Introduction
Wound healing is clinically defined as the
completion of the closure of the wounded skin area, which is an
interactive and dynamic process. It includes phases of hemostasis,
cellular proliferation, inflammation, angiogenesis, matrix
synthesis and remodeling, and formation of granulation tissue
(1). The evolution of the wound
healing process involves a series of phenomena which represent
attempts in reestablishing the anatomical structure and function of
the normal tissue. One aspect of wound repair that has always been
considered to be essential for adequate healing is the creation of
new vasculature via angiogenesis (2).
Understanding the correct sequence of molecular and
cellular processes that occur during wound healing is critical for
the development of novel treatments. Previous studies have
demonstrated that pulsed electromagnetic fields (PEMFs) are capable
of altering the structure of the cell membranes, and diversifying
the permeability of different ion channels and the potential of the
cellular membranes. At the molecular and cellular level, PEMFs have
been advocated to exert a direct effect on the production of
proteins and promote the synthesis of extracellular matrix proteins
that regulate gene transcription (3). Additionally, previous studies have
suggested that the process of angiogenesis, both in vivo and
in vitro, may be influenced by various forms of electrical
stimulation, including direct current, combined electromagnetic
fields and PEMFs (4). In another
study, Athanasiou et al (3)
demonstrated that short duration PEMFs appear to facilitate and
improve the quality of skin wound healing in a rat model.

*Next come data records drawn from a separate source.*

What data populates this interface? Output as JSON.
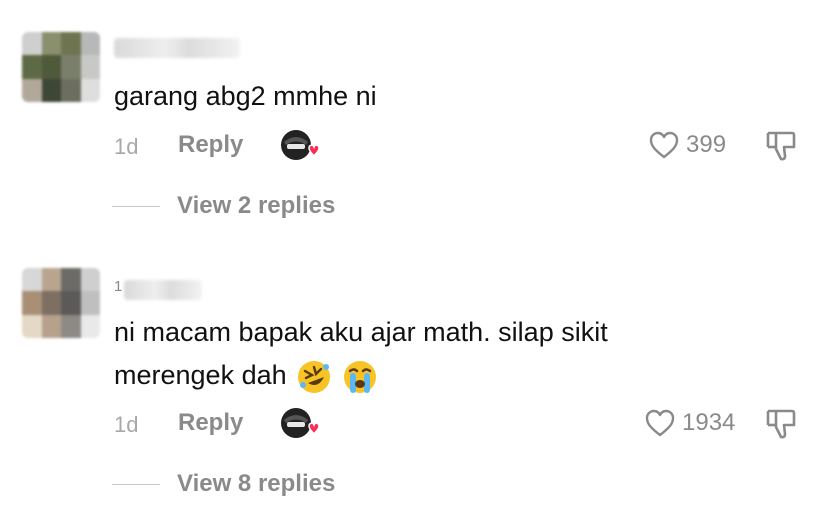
{
  "comments": [
    {
      "username_prefix": "",
      "text_lines": [
        "garang abg2 mmhe ni"
      ],
      "age": "1d",
      "reply_label": "Reply",
      "likes": "399",
      "view_replies": "View 2 replies",
      "emojis": []
    },
    {
      "username_prefix": "1",
      "text_lines": [
        "ni macam bapak aku ajar math. silap sikit",
        "merengek dah"
      ],
      "age": "1d",
      "reply_label": "Reply",
      "likes": "1934",
      "view_replies": "View 8 replies",
      "emojis": [
        "rolling-on-floor-laughing",
        "loudly-crying"
      ]
    }
  ],
  "colors": {
    "meta_gray": "#8a8a8a",
    "heart_red": "#fe2c55",
    "text": "#111111"
  }
}
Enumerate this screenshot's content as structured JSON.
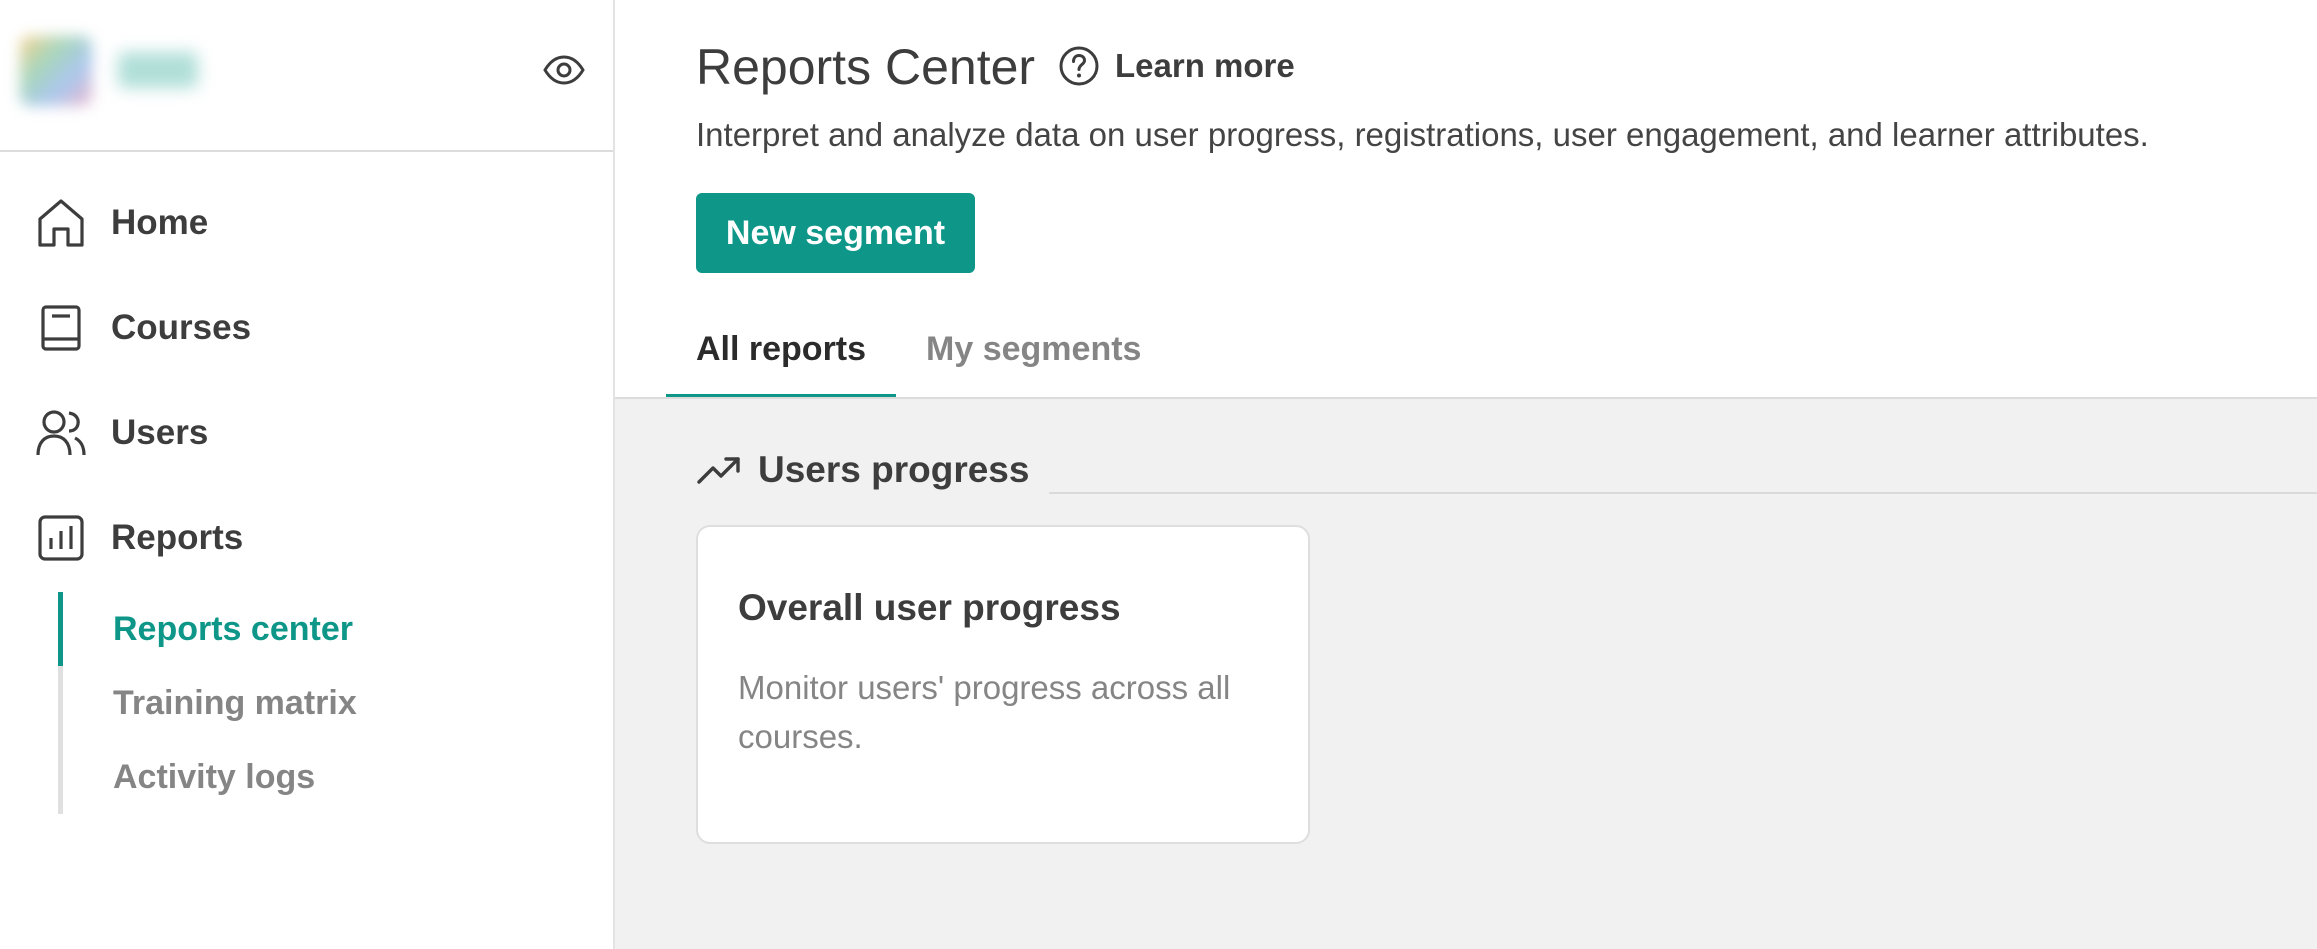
{
  "sidebar": {
    "nav": [
      {
        "label": "Home",
        "icon": "home-icon"
      },
      {
        "label": "Courses",
        "icon": "book-icon"
      },
      {
        "label": "Users",
        "icon": "users-icon"
      },
      {
        "label": "Reports",
        "icon": "bar-chart-icon"
      }
    ],
    "reports_sub": [
      {
        "label": "Reports center",
        "active": true
      },
      {
        "label": "Training matrix",
        "active": false
      },
      {
        "label": "Activity logs",
        "active": false
      }
    ]
  },
  "header": {
    "title": "Reports Center",
    "learn_more": "Learn more",
    "subtitle": "Interpret and analyze data on user progress, registrations, user engagement, and learner attributes.",
    "new_segment": "New segment"
  },
  "tabs": [
    {
      "label": "All reports",
      "active": true
    },
    {
      "label": "My segments",
      "active": false
    }
  ],
  "section": {
    "title": "Users progress",
    "icon": "trending-up-icon",
    "cards": [
      {
        "title": "Overall user progress",
        "description": "Monitor users' progress across all courses."
      }
    ]
  },
  "colors": {
    "accent": "#0e9688",
    "text": "#3d3d3d",
    "muted": "#858585",
    "content_bg": "#f1f1f1"
  }
}
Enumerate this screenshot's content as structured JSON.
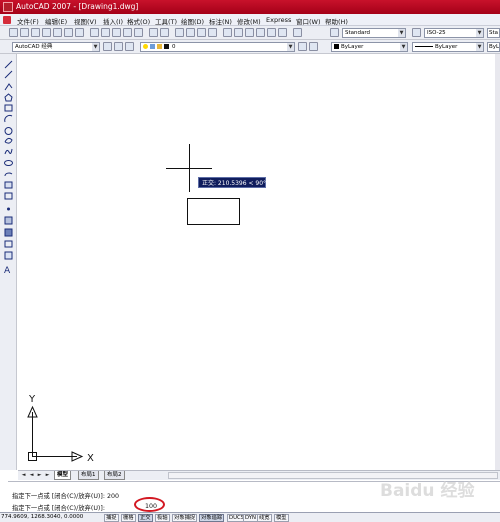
{
  "window": {
    "title": "AutoCAD 2007 - [Drawing1.dwg]"
  },
  "menu": [
    "文件(F)",
    "编辑(E)",
    "视图(V)",
    "插入(I)",
    "格式(O)",
    "工具(T)",
    "绘图(D)",
    "标注(N)",
    "修改(M)",
    "Express",
    "窗口(W)",
    "帮助(H)"
  ],
  "toolbar1": {
    "text_style": "Standard",
    "dim_style": "ISO-25",
    "table_style": "Sta"
  },
  "toolbar2": {
    "workspace": "AutoCAD 经典",
    "layer": "0",
    "color": "ByLayer",
    "linetype": "ByLayer",
    "lineweight": "ByL"
  },
  "canvas": {
    "tooltip": "正交: 210.5396 < 90°",
    "ucs_y_label": "Y",
    "ucs_x_label": "X"
  },
  "tabs": {
    "model": "模型",
    "layout1": "布局1",
    "layout2": "布局2"
  },
  "command_line": {
    "line1": "指定下一点或 [闭合(C)/放弃(U)]: 200",
    "line2": "指定下一点或 [闭合(C)/放弃(U)]:",
    "line2_value": "100"
  },
  "status_bar": {
    "coordinates": "774.9609, 1268.3040, 0.0000",
    "buttons": [
      "捕捉",
      "栅格",
      "正交",
      "极轴",
      "对象捕捉",
      "对象追踪",
      "DUCS",
      "DYN",
      "线宽",
      "模型"
    ],
    "active": [
      "正交",
      "对象追踪"
    ]
  },
  "watermark": "Baidu 经验",
  "colors": {
    "titlebar": "#c8122b",
    "tooltip_bg": "#101d5d",
    "highlight": "#d31822"
  }
}
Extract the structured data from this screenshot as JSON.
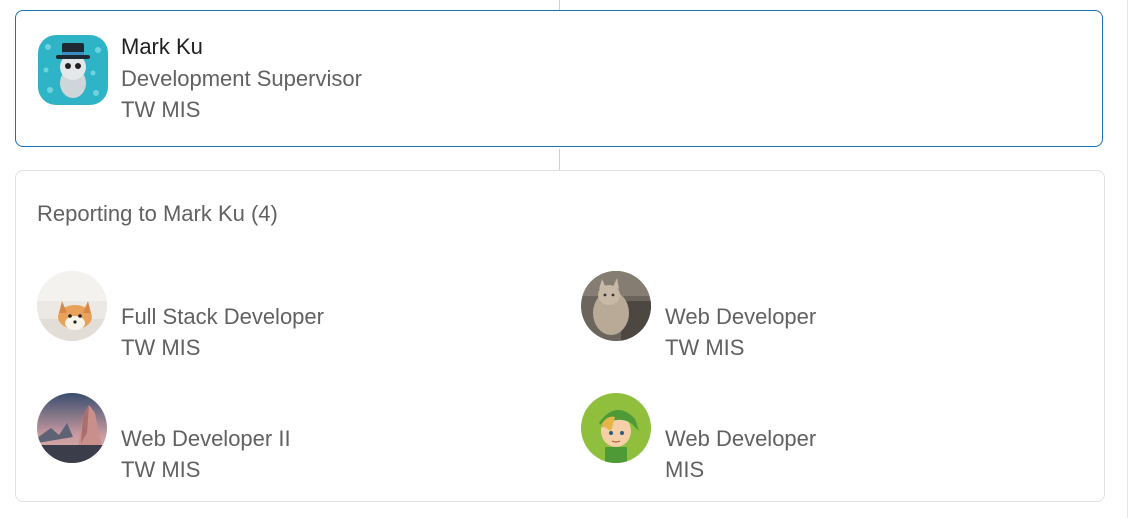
{
  "manager": {
    "name": "Mark Ku",
    "title": "Development Supervisor",
    "department": "TW MIS",
    "avatar_icon": "cartoon-character-top-hat-icon"
  },
  "reports_section": {
    "heading": "Reporting to Mark Ku (4)",
    "reports": [
      {
        "title": "Full Stack Developer",
        "department": "TW MIS",
        "avatar_icon": "corgi-photo-icon"
      },
      {
        "title": "Web Developer",
        "department": "TW MIS",
        "avatar_icon": "cat-photo-icon"
      },
      {
        "title": "Web Developer II",
        "department": "TW MIS",
        "avatar_icon": "mountain-landscape-icon"
      },
      {
        "title": "Web Developer",
        "department": "MIS",
        "avatar_icon": "cartoon-elf-icon"
      }
    ]
  },
  "colors": {
    "selected_border": "#1a73b4",
    "card_border": "#e0e0e0",
    "secondary_text": "#616161",
    "primary_text": "#1f1f1f"
  }
}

Nevertheless, further studies are required to define the optimal
characteristics of the PEMFs, in order to ensure a faster and more
effective wound healing process. Furthermore, PEMFs may also affect
several membrane receptors and stimulate endothelial cells to
secrete several growth factors, including vascular endothelial
growth factor, connective tissue growth factor and endothelial
nitric oxide synthase in vivo and in vitro (5,6).
In vitro, PEMFs have been demonstrated to inhibit the
process of hypoxia-induced apoptosis and augmented tube formation,
migration and proliferative capacities of human umbilical vein
endothelial cells (HUVECs) (7). To
date, PEMFs have been applied experimentally and clinically to
promote wound healing for many years (8,9).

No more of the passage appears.